И мы помчались по серой равнине к зеленой полосе на горизонте. Идеально ровные серпики барханчиков — маленьких разведчиков большой пустыни — подбирались к самой дороге. Странная трава гармала, которую не едят ни верблюды, ни овцы, разбросанными кустиками росла повсюду за обочинами.

Старший научный сотрудник агролесомелиоративной опытной станции Ата Ширмамедов, согласившийся показать мне это очередное чудо, свершаемое в пустыне людьми, рассказывал о траншейном земледелии, о садах и бахчах, выращиваемых без капли поливной воды. Не все было ново для меня. Слышал об опытах создания в траншеях необычно высокоурожайных огородов в Приаралье. Да и здесь, в Туркменистане, на безводном побережье Каспия некоторым энтузиастам удавалось разбивать удивлявшие всех бахчи. Но и там и тут это было на участках, где имелись не слишком соленые и близко подступавшие грунтовые воды. А такыр, к которому мы ехали, был сух в глубину на много метров, этакий камень-монолит, плоский, как все такыры, покрытый плотной шелухой растрескавшейся глины. Что на нем может вырасти?

— Черный саксаул, черкез, гребенщик, карагач, лох, шелковица, фисташка, — перечислял Ширмамедов. — А кроме того, виноград, яблони, отличные дыни и арбузы…

Вскоре я и сам увидел этот сказочный сад. Деревья высотой в два моих роста стояли ровненькими шеренгами в неглубоких канавах. Там, где сад кончался, тянулись свежие траншеи. Еще дальше надсадно гудел трактор, с усилием рыл окаменевший такыр, готовил очередную борозду. Все выглядело настолько обыденным, что я, ожидавший чего-то невероятного, с удивлением посмотрел на Ширмамедова.

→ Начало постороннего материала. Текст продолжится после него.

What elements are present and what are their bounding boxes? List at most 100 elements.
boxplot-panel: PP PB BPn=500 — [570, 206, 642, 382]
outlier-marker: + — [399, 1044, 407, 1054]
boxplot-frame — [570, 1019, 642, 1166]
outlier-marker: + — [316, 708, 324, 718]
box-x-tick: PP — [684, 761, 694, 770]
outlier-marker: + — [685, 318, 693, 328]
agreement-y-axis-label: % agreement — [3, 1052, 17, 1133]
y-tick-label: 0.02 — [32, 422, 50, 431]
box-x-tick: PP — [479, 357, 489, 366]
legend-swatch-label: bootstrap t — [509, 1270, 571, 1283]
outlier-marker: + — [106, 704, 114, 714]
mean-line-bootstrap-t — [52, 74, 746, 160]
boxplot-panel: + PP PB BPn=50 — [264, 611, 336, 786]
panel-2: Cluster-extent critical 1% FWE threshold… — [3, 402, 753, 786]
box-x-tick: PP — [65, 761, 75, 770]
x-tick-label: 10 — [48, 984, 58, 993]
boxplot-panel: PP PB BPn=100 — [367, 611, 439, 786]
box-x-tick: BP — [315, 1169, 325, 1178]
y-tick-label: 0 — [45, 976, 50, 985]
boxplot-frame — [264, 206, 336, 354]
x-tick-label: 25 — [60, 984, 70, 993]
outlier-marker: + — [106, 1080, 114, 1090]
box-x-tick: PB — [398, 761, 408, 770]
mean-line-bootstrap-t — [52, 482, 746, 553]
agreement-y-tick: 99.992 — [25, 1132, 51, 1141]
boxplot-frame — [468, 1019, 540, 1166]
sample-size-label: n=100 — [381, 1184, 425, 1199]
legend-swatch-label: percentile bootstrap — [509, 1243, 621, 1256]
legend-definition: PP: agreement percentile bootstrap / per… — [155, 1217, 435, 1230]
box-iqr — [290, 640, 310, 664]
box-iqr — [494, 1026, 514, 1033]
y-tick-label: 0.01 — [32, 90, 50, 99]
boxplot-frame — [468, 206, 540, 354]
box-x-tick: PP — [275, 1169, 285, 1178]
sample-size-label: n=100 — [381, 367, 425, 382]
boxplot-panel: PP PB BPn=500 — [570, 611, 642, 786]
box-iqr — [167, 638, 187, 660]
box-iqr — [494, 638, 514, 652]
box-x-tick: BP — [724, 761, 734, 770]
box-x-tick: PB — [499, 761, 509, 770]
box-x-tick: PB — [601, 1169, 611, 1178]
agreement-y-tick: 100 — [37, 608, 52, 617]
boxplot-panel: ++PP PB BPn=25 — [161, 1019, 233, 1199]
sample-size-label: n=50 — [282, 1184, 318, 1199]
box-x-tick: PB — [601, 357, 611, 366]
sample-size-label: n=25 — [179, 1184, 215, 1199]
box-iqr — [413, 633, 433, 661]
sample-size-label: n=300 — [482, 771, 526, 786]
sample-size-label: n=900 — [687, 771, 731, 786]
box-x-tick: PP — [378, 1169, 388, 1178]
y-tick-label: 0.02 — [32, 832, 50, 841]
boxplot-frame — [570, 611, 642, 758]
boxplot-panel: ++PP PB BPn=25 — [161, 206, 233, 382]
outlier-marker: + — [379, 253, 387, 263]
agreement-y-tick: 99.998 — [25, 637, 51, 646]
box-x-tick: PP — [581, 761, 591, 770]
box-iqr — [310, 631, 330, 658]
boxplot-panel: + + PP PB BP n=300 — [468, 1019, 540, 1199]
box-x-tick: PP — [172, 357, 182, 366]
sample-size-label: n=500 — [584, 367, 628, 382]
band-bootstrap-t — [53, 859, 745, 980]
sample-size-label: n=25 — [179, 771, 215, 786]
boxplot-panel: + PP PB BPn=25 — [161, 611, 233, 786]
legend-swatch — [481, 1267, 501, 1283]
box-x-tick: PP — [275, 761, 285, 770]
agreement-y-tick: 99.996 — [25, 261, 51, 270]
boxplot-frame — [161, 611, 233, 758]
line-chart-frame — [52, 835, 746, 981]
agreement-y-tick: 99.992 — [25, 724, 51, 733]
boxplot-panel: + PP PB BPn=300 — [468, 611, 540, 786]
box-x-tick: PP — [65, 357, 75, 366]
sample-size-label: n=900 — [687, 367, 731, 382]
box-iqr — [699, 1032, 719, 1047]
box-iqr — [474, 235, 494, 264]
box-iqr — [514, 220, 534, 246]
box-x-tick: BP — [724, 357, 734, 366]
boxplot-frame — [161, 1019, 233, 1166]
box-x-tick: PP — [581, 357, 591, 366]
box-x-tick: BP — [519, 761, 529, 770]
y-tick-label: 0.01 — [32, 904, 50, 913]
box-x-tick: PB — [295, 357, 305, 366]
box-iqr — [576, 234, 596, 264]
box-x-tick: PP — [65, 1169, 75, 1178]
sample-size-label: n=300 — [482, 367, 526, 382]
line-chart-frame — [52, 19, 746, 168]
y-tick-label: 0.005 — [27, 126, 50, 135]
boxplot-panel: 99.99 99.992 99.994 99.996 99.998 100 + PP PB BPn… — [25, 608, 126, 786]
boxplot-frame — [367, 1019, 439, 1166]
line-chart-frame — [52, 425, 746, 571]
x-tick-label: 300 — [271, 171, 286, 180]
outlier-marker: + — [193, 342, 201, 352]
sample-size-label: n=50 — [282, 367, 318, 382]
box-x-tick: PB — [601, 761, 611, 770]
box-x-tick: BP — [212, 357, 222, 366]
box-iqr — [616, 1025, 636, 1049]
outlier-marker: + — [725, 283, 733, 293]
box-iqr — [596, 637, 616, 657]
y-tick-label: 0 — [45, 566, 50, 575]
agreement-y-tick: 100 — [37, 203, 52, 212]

— Внешне все просто, — сказал он и принялся рассказывать о своем необычном земледелии.

…После дождя такыр успевает промокнуть всего лишь на несколько сантиметров. А если срезать верхний окаменевший слой и в борозды собрать с поверхности воду еще до того, как солнце высосет ее? Попробовали. Оказалось, что, хоть и медленно, почвогрунт все же увлажняется. И та же самая такырная поверхность, которую считали ни на что не годной, становилась надежным щитом, спасающим влагу от ненасытного солнца. Два года таким образом пособирали осадки и установили, что объем увлажненного грунта исчисляется уже тысячами кубометров. Влажные слои простирались далеко в стороны и смыкались с другими линзами, которые образовались под соседними бороздами. Но ведь дно борозды — тот же такыр? Были проведены измерения в разных условиях и выяснено, что самое знойное лето иссушает грунт не глубже чем на полметра.

Установив все это, ученые уже не могли не загореться идеей такырного садоводства. Делается это так: в дне борозды роются ямы глубиной больше метра, которые на две трети заполняются смесью почвогрунта с навозом, аммиачной селитрой и суперфосфатом. В этот удобренный слой и высаживаются молодые деревца. Зимние осадки дают необходимую влагу, и летом деревца не погибают, потоку что корни их всегда находятся в увлажненных слоях, надежно укрытых непроницаемой такырной поверхностью.

Но выгодно ли это? Как показали опыты, садоводство на такырах может давать немалые доходы. Ширма-медов оценивал арбузы по копейке, а виноград по полторы копейки за килограмм, учитывал все: средства на создание плантаций и уход за ними — и насчитал сто рублей чистой прибыли на каждый гектар такыра…

Откровенно говоря, я усомнился в правильности расчетов: такими они казались нереальными. Но позже Агаджан Гельдыевич Бабаев подарил мне маленькую брошюру — «Инструкцию по растениеводческому освоению такыров и такыровидных почв на базе местного поверхностного стока», и там я нашел все те цифры, о которых говорил Ширмамедов. Они были взяты не из теоретических расчетов — из практики.